The Bookworm: 'Cat'
Cat, by R.L. Stine. 132 pages. Pocket Books. May 1997.
They didn’t believe me—and they didn’t want to hear a wild story about cages that opened by themselves and cats that attacked humans. They wanted to be alone so they could make out. (pp. 106–107)
That has to be one of the all-time best paragraphs I have read in a Fear Street book—or at least the ones I have noted while reading. Unfortunately, it is one of the few redeeming qualities of Cat.
Cat tells the story of Marty, Shadyside High’s basketball phenom, and his two best friends and teammates, Barry and Dwayne. They are the “three musketeers,” and they accidentally kill a cat that lives under the bleachers in the school gym. Not only do they become targets for the school’s Animal Rights Club, they are hunted down by a killer hell bent on cutting them up Freddy Krueger style. Can Marty weave his way through intense peer ridicule, save his life, and win Shadyside the state’s basketball crown before it’s too late?
Cat is another whodunnit that keeps you guessing until the last few pages, mostly because nothing makes sense until our old friend deus ex machina makes an appearance. Cat features the supernatural, which I am torn about. When I was a kid, I always felt it was sorely missed in the series. I wanted ghosts and strange creatures and the unexplained—the stuff of In Search Of… and Unsolved Mysteries. I didn’t want the protagonist’s boyfriend’s psychotic twin brother to be the source of all the confusion and mystery. Boring! I have become more of a realist as I’ve gotten olden, so supernatural elements feel farfetched and out of place sometimes, especially since they have very rarely been a part of the series.
Cat immediately follows The Rich Girl in the series and is another short one. At 132 page, it is the second shortest Fear Street book I have read. The two books are also the latest I have from the original series, so I wonder if the later books are shorter. (Looking at the list of Fear Street books on Wikipedia, Cat is the 45th of 51 books in the original series, so it is almost at the end. As much of a fan of Fear Street as I am, I did not know how many books are in the original series. I also don’t have Drop Dead Gorgeous, the latest book in HarperTEEN’s Return to Fear Street series. At some point, I need to make a list of the books I have and those I don’t.)
As a cat person, I am not a fan of a cat getting killed. That’s not cool. But I knew what I was getting into and got over it. And the cat … well, I’ll say it uses some of its nine lives.

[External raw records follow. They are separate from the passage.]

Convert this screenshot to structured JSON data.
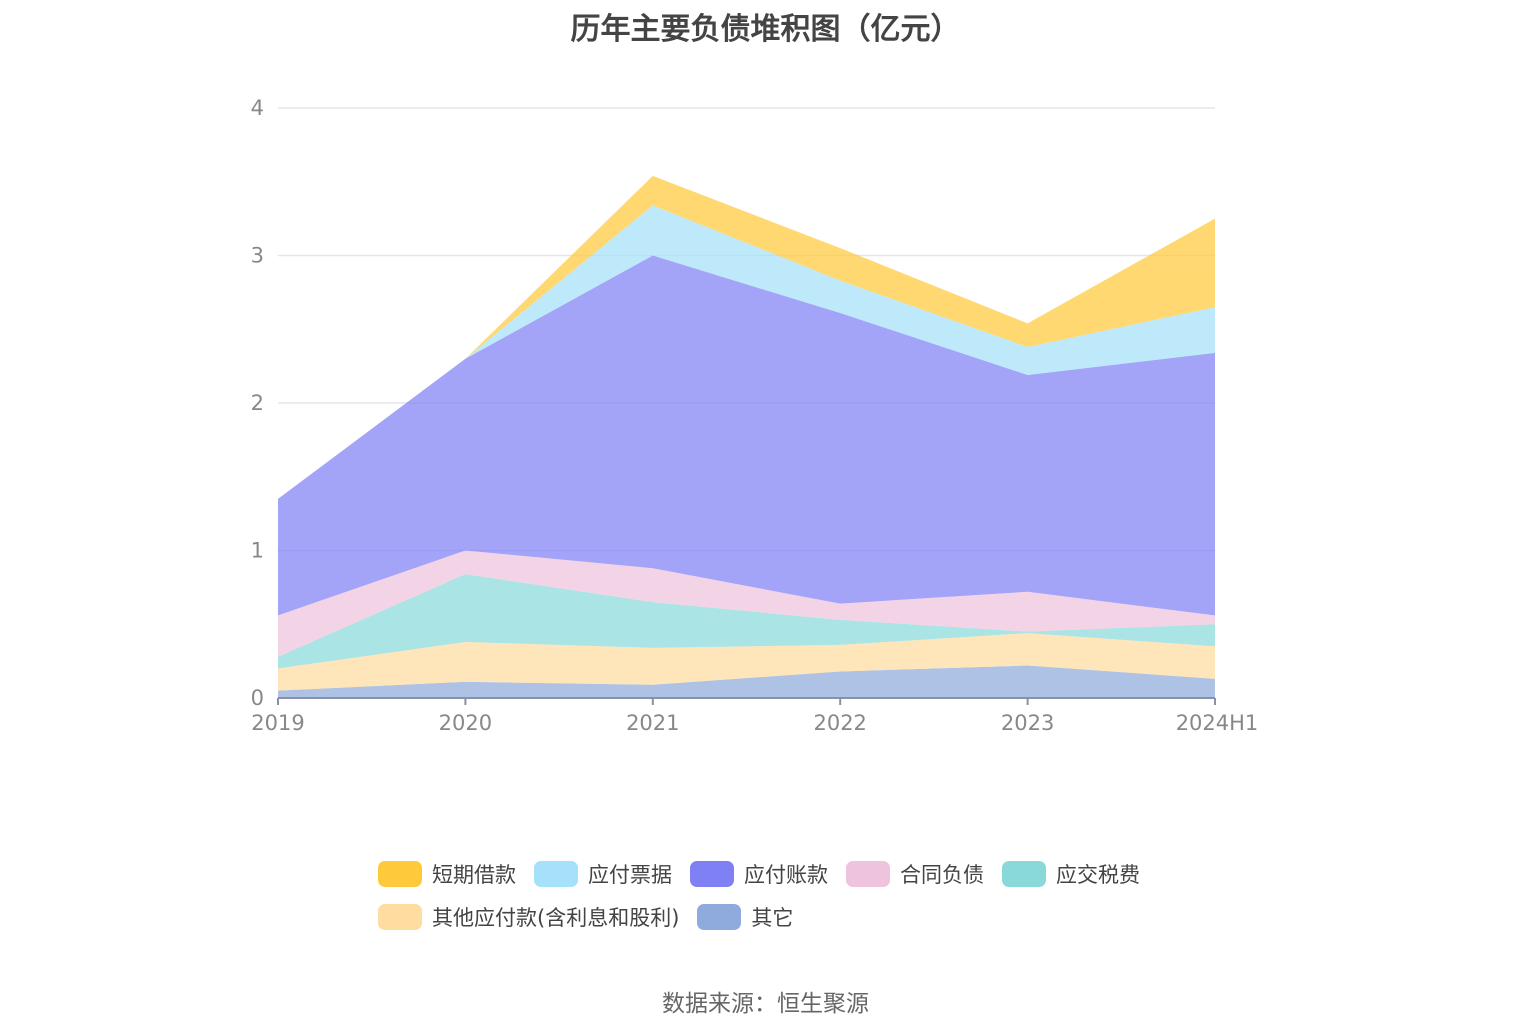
{
  "source_text": "数据来源：恒生聚源",
  "chart_data": {
    "type": "area",
    "stacked": true,
    "title": "历年主要负债堆积图（亿元）",
    "categories": [
      "2019",
      "2020",
      "2021",
      "2022",
      "2023",
      "2024H1"
    ],
    "ylim": [
      0,
      4
    ],
    "yticks": [
      "0",
      "1",
      "2",
      "3",
      "4"
    ],
    "grid": true,
    "legend_position": "bottom",
    "series": [
      {
        "name": "其它",
        "color": "#8faadc",
        "values": [
          0.05,
          0.11,
          0.09,
          0.18,
          0.22,
          0.13
        ]
      },
      {
        "name": "其他应付款(含利息和股利)",
        "color": "#ffdca0",
        "values": [
          0.15,
          0.27,
          0.25,
          0.18,
          0.22,
          0.22
        ]
      },
      {
        "name": "应交税费",
        "color": "#8ad9d9",
        "values": [
          0.08,
          0.46,
          0.31,
          0.17,
          0.01,
          0.15
        ]
      },
      {
        "name": "合同负债",
        "color": "#eec3dd",
        "values": [
          0.28,
          0.16,
          0.23,
          0.11,
          0.27,
          0.06
        ]
      },
      {
        "name": "应付账款",
        "color": "#8080f5",
        "values": [
          0.79,
          1.3,
          2.12,
          1.97,
          1.47,
          1.78
        ]
      },
      {
        "name": "应付票据",
        "color": "#a5e1fa",
        "values": [
          0.0,
          0.0,
          0.34,
          0.22,
          0.19,
          0.31
        ]
      },
      {
        "name": "短期借款",
        "color": "#ffc93c",
        "values": [
          0.0,
          0.0,
          0.2,
          0.22,
          0.16,
          0.6
        ]
      }
    ],
    "legend_order": [
      "短期借款",
      "应付票据",
      "应付账款",
      "合同负债",
      "应交税费",
      "其他应付款(含利息和股利)",
      "其它"
    ]
  }
}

One thing I realized while reading Cat is that Fear Street characters are always studious; they are always good about doing homework and studying. They are model students. They stress about tests and spend hours reading history textbooks. I don’t recall a Fear Street protagonist or main character who did not take school seriously (which is not saying much given my memory these days—and the number of Fear Street books I’ve read). I am sure part of the good-student characteristic is to impress the target demographic and model good behavior. It is not unrealistic, but as someone who was not diligent about studying, it sometimes makes me roll my eyes.
Another thing I noticed in Cat is that Fear Street is not mentioned until page 75. It is unclear if Marty lives on Fear Street—he mentions walking along Fear Street, but not living on it—so I am unsure what the book’s connection to Fear Street is. This is something I wish I would have tracked better: each book’s connection to Fear Street. Some books may not even mention it.
Also, Marty is allergic to cats, but we do not learn that until sometime around page 70.
In the ridiculous/I’m-being-way-too-much-of-a-realist category, the cat Marty and company accidentally kill had lived in the gym for a month. A month! I think it’s both odd and hilarious that nobody at the school did anything about it for a month. Nobody had a problem with it darting across the gym and causing chaos during classes and basketball practice for a whole month.
In the dated-reference category, Marty’s friend Barry is described as looking like “the guy who plays Superman on television” (p. 4). I assume it means he looks like Dean Cain from Lois & Clark: The New Adventures of Superman.
Unlike The Rich Girl, this copy of Cat is in perfect condition. The covers show a little bit of shelf wear, but the pages are crisp and sharp. The binding was so tight that it seemed like nobody had opened the book before.